Reforçar a capacidade operacional da direção de regulação e
controlo de actividade económica, intensificar ação fiscalizadora, fazer
acompanhamento de cidadãos repatriados, reforçar a capacidade técnica, material
e humana das polícias são entre outras medidas anunciadas pelo Comandante Geral
da Polícia Nacional.
Por: Ricardo Neto e
João Soares da Agência de Notícias STP-Press
São-Tomé, 05 Mar. ( STP-Press ) – Governo são-tomense decidiu
proibir viagens oficiais dos dirigentes e funcionários do Estado para Países com
uma prevalência alta do vírus Covid-19 [coronavírus], – anunciou hoje o
porta-voz do executivo, Adelino Lucas num comunicado com novas decisões saídas
do Conselho de Ministros.
Coronavírus veta viagens do Estado
“ O Conselho de Ministros aprovou uma resolução que proíbe a
realização de viagens oficiais dos dirigentes e funcionários do Estado aos
Países onde se verificam uma prevalência alta do vírus Covid-19 e aconselha
veementemente a população em geral, incluindo cidadãos estrangeiros residentes
para também evitarem deslocações a esses mesmos Países”, disse Adelino Lucas, secretário
de Estado para Comunicação Social.
Isolamento e Quarentena para suspeitos
Lucas acrescentou que “ Outrossim, a Resolução orienta para
um controlo mais apertado aos passageiros que entram no território nacional, ao
abrigo da implementação do Plano da Contingência Nacional, não decartando a
possibilidade de isolamento ou quarentena em caso de alerta. A lista dos países
de alto risco será actualizada, semanalmente pelo ministério da Saúde,
atendendo aos critérios definidos no Regulamento Sanitário Internacional”.

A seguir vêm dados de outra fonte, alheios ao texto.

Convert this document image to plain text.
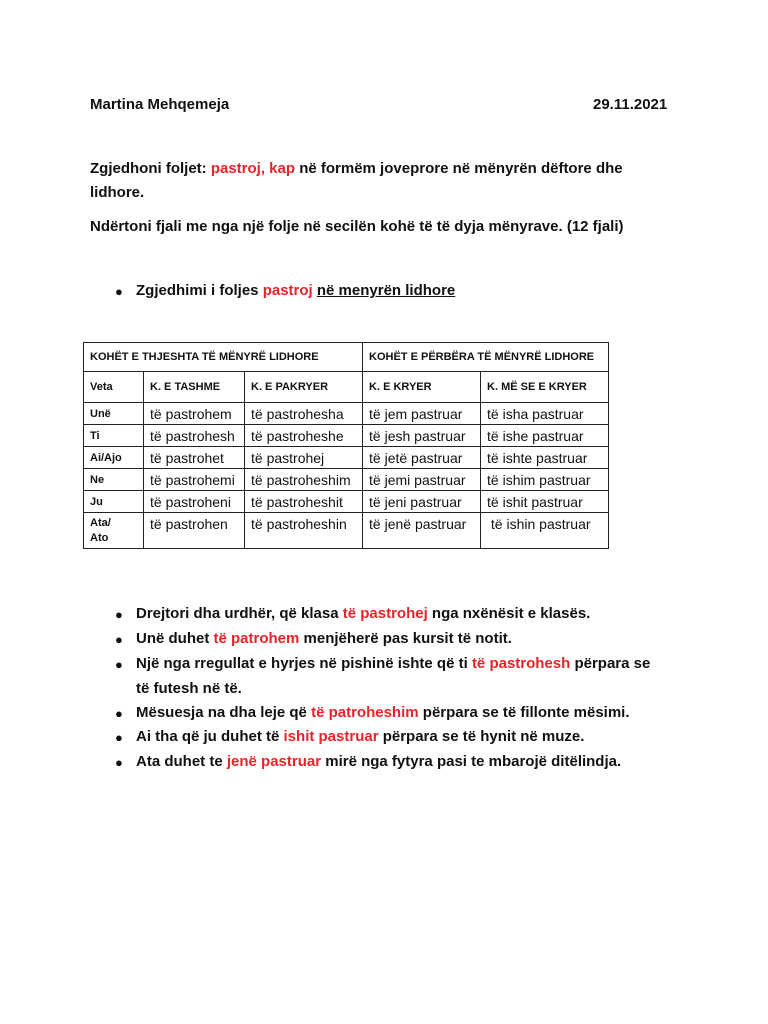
Martina Mehqemeja	29.11.2021
Zgjedhoni foljet: pastroj, kap në formëm joveprore në mënyrën dëftore dhe
lidhore.
Ndërtoni fjali me nga një folje në secilën kohë të të dyja mënyrave. (12 fjali)
● Zgjedhimi i foljes pastroj në menyrën lidhore
KOHËT E THJESHTA TË MËNYRË LIDHORE			KOHËT E PËRBËRA TË MËNYRË LIDHORE	
Veta	K. E TASHME	K. E PAKRYER	K. E KRYER	K. MË SE E KRYER
Unë	të pastrohem	të pastrohesha	të jem pastruar	të isha pastruar
Ti	të pastrohesh	të pastroheshe	të jesh pastruar	të ishe pastruar
Ai/Ajo	të pastrohet	të pastrohej	të jetë pastruar	të ishte pastruar
Ne	të pastrohemi	të pastroheshim	të jemi pastruar	të ishim pastruar
Ju	të pastroheni	të pastroheshit	të jeni pastruar	të ishit pastruar
Ata/
Ato	të pastrohen	të pastroheshin	të jenë pastruar	të ishin pastruar
● Drejtori dha urdhër, që klasa të pastrohej nga nxënësit e klasës.
● Unë duhet të patrohem menjëherë pas kursit të notit.
● Një nga rregullat e hyrjes në pishinë ishte që ti të pastrohesh përpara se
të futesh në të.
● Mësuesja na dha leje që të patroheshim përpara se të fillonte mësimi.
● Ai tha që ju duhet të ishit pastruar përpara se të hynit në muze.
● Ata duhet te jenë pastruar mirë nga fytyra pasi te mbarojë ditëlindja.
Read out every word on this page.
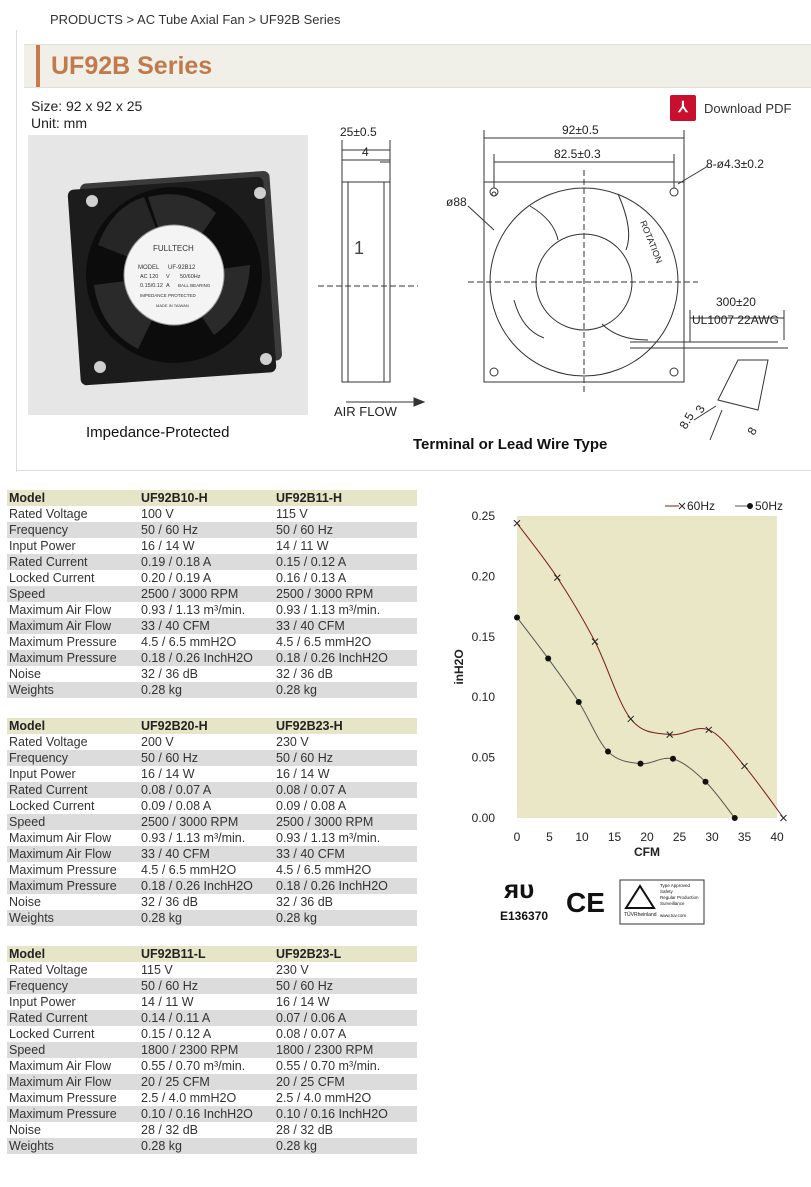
PRODUCTS > AC Tube Axial Fan > UF92B Series
UF92B Series
Size: 92 x 92 x 25
Unit: mm
⅄	Download PDF
FULLTECH
MODEL UF-92B12
AC 120 V 50/60Hz
0.15/0.12 A BALL BEARING
IMPEDANCE PROTECTED
MADE IN TAIWAN
Impedance-Protected
25±0.5
4
1
AIR FLOW
92±0.5
82.5±0.3
8-ø4.3±0.2
ø88
ROTATION
300±20
UL1007 22AWG
8.5
3
8
Terminal or Lead Wire Type
Model	UF92B10-H	UF92B11-H
Rated Voltage	100 V	115 V
Frequency	50 / 60 Hz	50 / 60 Hz
Input Power	16 / 14 W	14 / 11 W
Rated Current	0.19 / 0.18 A	0.15 / 0.12 A
Locked Current	0.20 / 0.19 A	0.16 / 0.13 A
Speed	2500 / 3000 RPM	2500 / 3000 RPM
Maximum Air Flow	0.93 / 1.13 m³/min.	0.93 / 1.13 m³/min.
Maximum Air Flow	33 / 40 CFM	33 / 40 CFM
Maximum Pressure	4.5 / 6.5 mmH2O	4.5 / 6.5 mmH2O
Maximum Pressure	0.18 / 0.26 InchH2O	0.18 / 0.26 InchH2O
Noise	32 / 36 dB	32 / 36 dB
Weights	0.28 kg	0.28 kg
Model	UF92B20-H	UF92B23-H
Rated Voltage	200 V	230 V
Frequency	50 / 60 Hz	50 / 60 Hz
Input Power	16 / 14 W	16 / 14 W
Rated Current	0.08 / 0.07 A	0.08 / 0.07 A
Locked Current	0.09 / 0.08 A	0.09 / 0.08 A
Speed	2500 / 3000 RPM	2500 / 3000 RPM
Maximum Air Flow	0.93 / 1.13 m³/min.	0.93 / 1.13 m³/min.
Maximum Air Flow	33 / 40 CFM	33 / 40 CFM
Maximum Pressure	4.5 / 6.5 mmH2O	4.5 / 6.5 mmH2O
Maximum Pressure	0.18 / 0.26 InchH2O	0.18 / 0.26 InchH2O
Noise	32 / 36 dB	32 / 36 dB
Weights	0.28 kg	0.28 kg
Model	UF92B11-L	UF92B23-L
Rated Voltage	115 V	230 V
Frequency	50 / 60 Hz	50 / 60 Hz
Input Power	14 / 11 W	16 / 14 W
Rated Current	0.14 / 0.11 A	0.07 / 0.06 A
Locked Current	0.15 / 0.12 A	0.08 / 0.07 A
Speed	1800 / 2300 RPM	1800 / 2300 RPM
Maximum Air Flow	0.55 / 0.70 m³/min.	0.55 / 0.70 m³/min.
Maximum Air Flow	20 / 25 CFM	20 / 25 CFM
Maximum Pressure	2.5 / 4.0 mmH2O	2.5 / 4.0 mmH2O
Maximum Pressure	0.10 / 0.16 InchH2O	0.10 / 0.16 InchH2O
Noise	28 / 32 dB	28 / 32 dB
Weights	0.28 kg	0.28 kg
0.00
0.05
0.10
0.15
0.20
0.25
0 5 10 15 20 25 30 35 40
CFM
inH2O
60Hz	50Hz
ᴙᴜ
E136370 CE	TÜVRheinland
Type Approved
Safety
Regular Production
Surveillance
www.tuv.com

500 mil USD para Iª fase da prevenção do Vírus
“A este propósito, o governo aprovou o Plano de Contingência
Nacional à Epidemia por Covid-19, apresentado pelo ministério da Saúde, onde se
destacam as medidas de vigilância, de prevenção, de contenção, de higienização
e o envolvimento dos mais variados sectores da vida nacional, tendo em conta a
transversalidade da matéria. Foi também decidido a criação de um fundo de
emergência para suportar as ações deste plano, na primeira fase de
implementação no valor de 500.000,00 dólares” – sublinhou.
Condenação ao bárbaro assassinato
Face ao caso do assassinato ocorrido no complexo turístico Mucumbli, em que perdeu a vida a cidadã luso-são tomense, Catarina Barros de Sousa, o Conselho de Ministros “condenada este bárbaro acto e manifesta a sua profunda consternação pelo sucedido, apelando os sectores da investigação e da justiça para uma investigação célere e eficiente de forma a que sejam rapidamente identificados e punidos, de forma exemplar, os criminosos”- disse.
Proibição a entrada de tv analógico
Além de aprovação do decreto que proíbe a importação de
televisores analógicos, tendo em conta o processo de introdução da TDT –
Televisão Digital Terrestre em São Tomé e Príncipe, o governo analisou e
aprovou o processo de ratificação do tratado sobre a Reforma da CEEAC –
Comunidade Económica dos Estados da África Central, que passará a designar-se
de CER – Comunidade Económica Regional.
Nova Grelha salarial da função pública
Tendo analisada detalhadamente a ultima versão da proposta da
nova grelha salarial, “o governo finalizou os vários aspectos técnicos e
decidiu remetê-la aos parceiros da concertação social para analise e
contribuições, tendo no entanto concluído que a sua implementação irá garantir
uma maior justiça social, maior equilíbrio salarial nacional e o reconhecimento
remuneratório das diferentes competências técnicas”- adiantou Lucas.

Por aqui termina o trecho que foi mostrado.